Podróż przez swój czas odbywasz tylko jeden raz, jest więc niezwykle istotne byś wykorzystał ją możliwie jak najlepiej.
Nic, co ktokolwiek z nas zrobi w swoim życiu, nie pozwoli zgromadzić choćby paru chwil odsetek; nic nie da szansy na odzyskanie czasu źle wykorzystanego. Czas, który upływa, mija bezpowrotnie.
Umysł jest swoim własnym panem i sam potrafi niebem uczynić piekło i piekłem niebo (John Milton, Raj Utracony).
Moc tej sytuacji przenikała szybko i głęboko większość tych, którzy znaleźli się na tym statku, mającym eksplorować ludzką naturę. Tylko niewielu było w stanie oprzeć się sytuacyjnym pokusom poddania się władzy i dominacji, zachowania przy tym choćby pozorów moralności i przyzwoitości. Ja oczywiście nie znalazłem się wśród tych szlachetnych.

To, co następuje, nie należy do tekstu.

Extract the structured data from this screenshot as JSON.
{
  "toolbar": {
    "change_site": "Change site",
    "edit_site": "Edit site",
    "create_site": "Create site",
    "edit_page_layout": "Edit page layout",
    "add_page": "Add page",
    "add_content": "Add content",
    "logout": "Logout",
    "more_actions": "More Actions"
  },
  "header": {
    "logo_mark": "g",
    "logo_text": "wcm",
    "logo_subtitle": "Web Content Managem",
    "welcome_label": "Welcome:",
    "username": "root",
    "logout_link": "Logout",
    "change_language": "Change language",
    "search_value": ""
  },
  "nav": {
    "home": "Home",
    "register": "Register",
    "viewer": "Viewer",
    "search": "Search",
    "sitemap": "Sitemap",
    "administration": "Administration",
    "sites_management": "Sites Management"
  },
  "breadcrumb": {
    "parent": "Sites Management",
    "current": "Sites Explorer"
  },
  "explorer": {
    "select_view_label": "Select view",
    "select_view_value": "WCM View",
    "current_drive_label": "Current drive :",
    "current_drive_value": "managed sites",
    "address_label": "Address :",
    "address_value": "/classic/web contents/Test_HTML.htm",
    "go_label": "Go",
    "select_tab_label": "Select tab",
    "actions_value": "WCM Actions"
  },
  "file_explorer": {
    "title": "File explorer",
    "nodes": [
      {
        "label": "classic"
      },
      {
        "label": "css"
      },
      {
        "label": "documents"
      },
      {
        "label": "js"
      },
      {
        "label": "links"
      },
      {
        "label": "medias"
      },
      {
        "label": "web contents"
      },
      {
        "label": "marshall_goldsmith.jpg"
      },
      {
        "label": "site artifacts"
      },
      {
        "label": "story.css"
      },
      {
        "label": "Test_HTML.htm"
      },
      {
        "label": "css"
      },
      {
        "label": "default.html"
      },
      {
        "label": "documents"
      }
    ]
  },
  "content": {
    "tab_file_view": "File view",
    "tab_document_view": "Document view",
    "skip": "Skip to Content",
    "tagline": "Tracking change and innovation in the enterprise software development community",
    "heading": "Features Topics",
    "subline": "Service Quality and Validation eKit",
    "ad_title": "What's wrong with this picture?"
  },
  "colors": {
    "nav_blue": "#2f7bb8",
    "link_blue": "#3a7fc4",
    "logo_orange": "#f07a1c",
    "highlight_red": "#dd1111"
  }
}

Jednym z podstawowych procesów wpływających na transformację zwykłych, normalnych ludzi w bezdusznych lub wręcz wszetecznych krzewicieli zła jest dehumanizacja. Działa ona jak ślepota umysłowa, która przysłania myślenie i zaszczepia przekonanie, że inni to mniej niż ludzie.
(...) to co myślimy i jak się czujemy w dniu dzisiejszym, wpływa na to, jak pamiętamy dzień wczorajszy.

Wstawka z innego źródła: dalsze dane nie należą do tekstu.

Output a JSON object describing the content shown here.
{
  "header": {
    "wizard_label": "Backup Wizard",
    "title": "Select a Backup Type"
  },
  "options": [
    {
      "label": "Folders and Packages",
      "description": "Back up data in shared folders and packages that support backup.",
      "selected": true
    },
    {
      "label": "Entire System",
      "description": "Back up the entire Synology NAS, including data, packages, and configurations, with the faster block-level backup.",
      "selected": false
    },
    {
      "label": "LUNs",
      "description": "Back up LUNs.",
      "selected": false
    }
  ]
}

Więzieniem jest dla nas działanie wbrew własnej woli. - Epiktet, Discourses.
Jedynym koniecznym warunkiem triumfu zła jest to, żeby dobrzy ludzie nie robili nic (Edmund Burke).
Bycie częścią systemu kształtuje poglądy, nagradza wierność dominującym poglądom i sprawia, że odejście od niech jest psychologicznie obciążające i trudne.

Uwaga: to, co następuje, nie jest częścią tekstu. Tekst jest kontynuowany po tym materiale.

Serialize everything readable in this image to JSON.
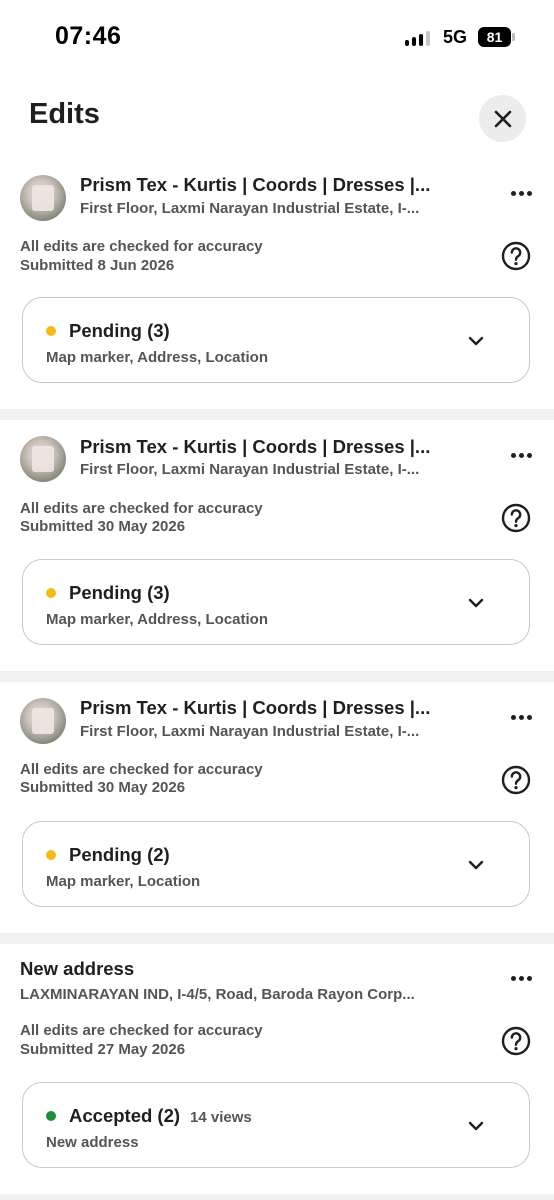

Niektóre rzeczy, takie jak batoniki, zwiększają nasz poziom szczęśliwości na bardzo krótki okres. To dobra wiadomość. Zła wiadomość jest taka, że nie wychodzi nam dobrze wskazywanie tego, co w przyszłości uczyni nas szczęśliwymi. Jest całkowicie możliwe, że będziemy pracować latami, by osiągnąć pewien cel - powiedzmy, że będzie to Milky Way - a kiedy wreszcie go osiągniemy, odkryjemy, że wcale nie czyni nas szczęśliwszymi. Okaże się, że tak naprawdę chcieliście Snickersa.
Więzienie może deprawować ludzi, rozbudzając najgorsze skłonności ludzkiej natury. Więzienia w większym stopniu rodzą przemoc i przestępczość niż przyczyniają się do konstruktywnej resocjalizacji. Wynoszące ponad 60% wskaźniki recydywy wskazują, że więzienia stały się drzwiami obrotowymi dla osób skazanych za przestępstwa kryminalne.
Ludzie nie są więźniami przeznaczenia, lecz jedynie więźniami swych własnych umysłów - Franklin Roosvelt, prezydent.
Nie poświęcę swobód osobistych ani obywatelskich w zamian za złudzenie bezpieczeństwa.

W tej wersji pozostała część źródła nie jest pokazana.